Sri Lanka has been colonized for more than 100,000 years by humans (Deraniyagala, 1986).
With the advent of humans, the natural landscape of Sri Lanka was changed significantly. Sri
Lanka’s history chronicles a hydraulic civilization from 200 BC till 1200 AD, for about a thousand
years (Jayasena and Selker, 2004). During this period, much of the forests of the dry zone
were cleared for agriculture (Wijesinghe, 2000). During colonial rule, the forests of the wet
zone were cleared in swathes for the establishment of plantations (MoFE, 1999). The dry zone,
which had been largely ignored during colonial rule, again came into focus in the late 1960s,
with the commencement of the Mahaweli Development Programme. An accelerated loss of
forests between 1983 and 1992 is attributed to large-scale clearing of forests for the schemes
established by this programme (BDS, MoENR, 2009).
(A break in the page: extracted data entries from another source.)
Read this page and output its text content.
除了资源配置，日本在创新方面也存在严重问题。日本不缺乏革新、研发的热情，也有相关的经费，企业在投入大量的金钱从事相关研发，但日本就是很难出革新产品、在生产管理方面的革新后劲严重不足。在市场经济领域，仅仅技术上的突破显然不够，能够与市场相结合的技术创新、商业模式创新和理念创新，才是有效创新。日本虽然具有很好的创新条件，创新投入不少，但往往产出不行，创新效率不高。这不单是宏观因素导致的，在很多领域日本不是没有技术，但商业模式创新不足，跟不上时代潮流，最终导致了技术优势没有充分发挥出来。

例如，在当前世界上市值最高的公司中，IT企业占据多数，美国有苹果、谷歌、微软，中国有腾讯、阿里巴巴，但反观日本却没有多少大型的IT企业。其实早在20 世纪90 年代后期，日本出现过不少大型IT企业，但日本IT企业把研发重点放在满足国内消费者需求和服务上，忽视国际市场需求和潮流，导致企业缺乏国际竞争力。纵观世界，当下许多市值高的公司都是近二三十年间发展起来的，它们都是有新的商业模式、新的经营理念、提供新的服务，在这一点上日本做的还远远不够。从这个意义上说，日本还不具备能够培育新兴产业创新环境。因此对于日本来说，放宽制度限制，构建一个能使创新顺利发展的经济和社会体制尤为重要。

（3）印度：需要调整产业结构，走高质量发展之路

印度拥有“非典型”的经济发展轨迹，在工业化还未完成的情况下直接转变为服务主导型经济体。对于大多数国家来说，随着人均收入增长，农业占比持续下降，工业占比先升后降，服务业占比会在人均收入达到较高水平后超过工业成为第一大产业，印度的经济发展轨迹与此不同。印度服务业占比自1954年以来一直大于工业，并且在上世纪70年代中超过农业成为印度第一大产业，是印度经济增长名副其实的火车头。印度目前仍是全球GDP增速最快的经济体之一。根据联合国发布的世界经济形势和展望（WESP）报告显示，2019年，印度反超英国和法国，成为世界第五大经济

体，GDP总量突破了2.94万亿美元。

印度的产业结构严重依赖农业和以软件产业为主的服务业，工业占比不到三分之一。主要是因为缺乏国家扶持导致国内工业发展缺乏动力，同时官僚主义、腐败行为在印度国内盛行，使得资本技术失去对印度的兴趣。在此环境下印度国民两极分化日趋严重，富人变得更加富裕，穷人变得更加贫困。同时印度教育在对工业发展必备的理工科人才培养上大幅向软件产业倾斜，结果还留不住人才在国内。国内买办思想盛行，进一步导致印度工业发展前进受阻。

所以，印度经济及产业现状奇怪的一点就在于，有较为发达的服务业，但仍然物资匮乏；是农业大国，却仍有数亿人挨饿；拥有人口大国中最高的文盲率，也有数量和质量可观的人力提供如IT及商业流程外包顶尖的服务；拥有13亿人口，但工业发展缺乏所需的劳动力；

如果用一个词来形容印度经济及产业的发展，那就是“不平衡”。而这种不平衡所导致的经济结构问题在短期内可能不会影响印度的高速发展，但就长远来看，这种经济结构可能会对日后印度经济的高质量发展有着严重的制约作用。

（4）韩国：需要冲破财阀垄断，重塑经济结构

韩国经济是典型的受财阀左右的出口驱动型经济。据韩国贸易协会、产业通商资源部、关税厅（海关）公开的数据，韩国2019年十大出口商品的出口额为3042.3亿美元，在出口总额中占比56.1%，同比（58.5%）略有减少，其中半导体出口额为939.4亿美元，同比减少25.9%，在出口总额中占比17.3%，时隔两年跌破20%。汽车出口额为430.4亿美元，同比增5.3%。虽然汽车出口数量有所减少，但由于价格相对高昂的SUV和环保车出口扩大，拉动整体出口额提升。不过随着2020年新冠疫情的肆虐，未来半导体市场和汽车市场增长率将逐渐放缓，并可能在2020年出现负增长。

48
Currently Sri Lanka is at another historic turning point, post-conflict, since 2009. Many challenges
— such as resettlement, resource extraction, increased irrigation for agriculture, generation of
energy, provision of drinking water, and infrastructure development — are placing the remaining
forests in the North and East under a great deal of pressure. As a consequence of these
stressors, there is increased habitat fragmentation, pollution and spread of invasive alien species.
Therefore, Target 2 was formulated to conserve habitats. Its actions will help reduce habitat
loss through better planning; conduct national level ecosystem restoration plans to enhance
carrying capacity and connectivity; conduct national level programmes to reduce impacts due to
agrochemicals and other pollutants; reduce the impacts due to invasive alien species; reduce
impacts due to over-visitation of natural habitats; manage climate change-driven impacts;
manage wetlands and conduct assessment of ecosystem status.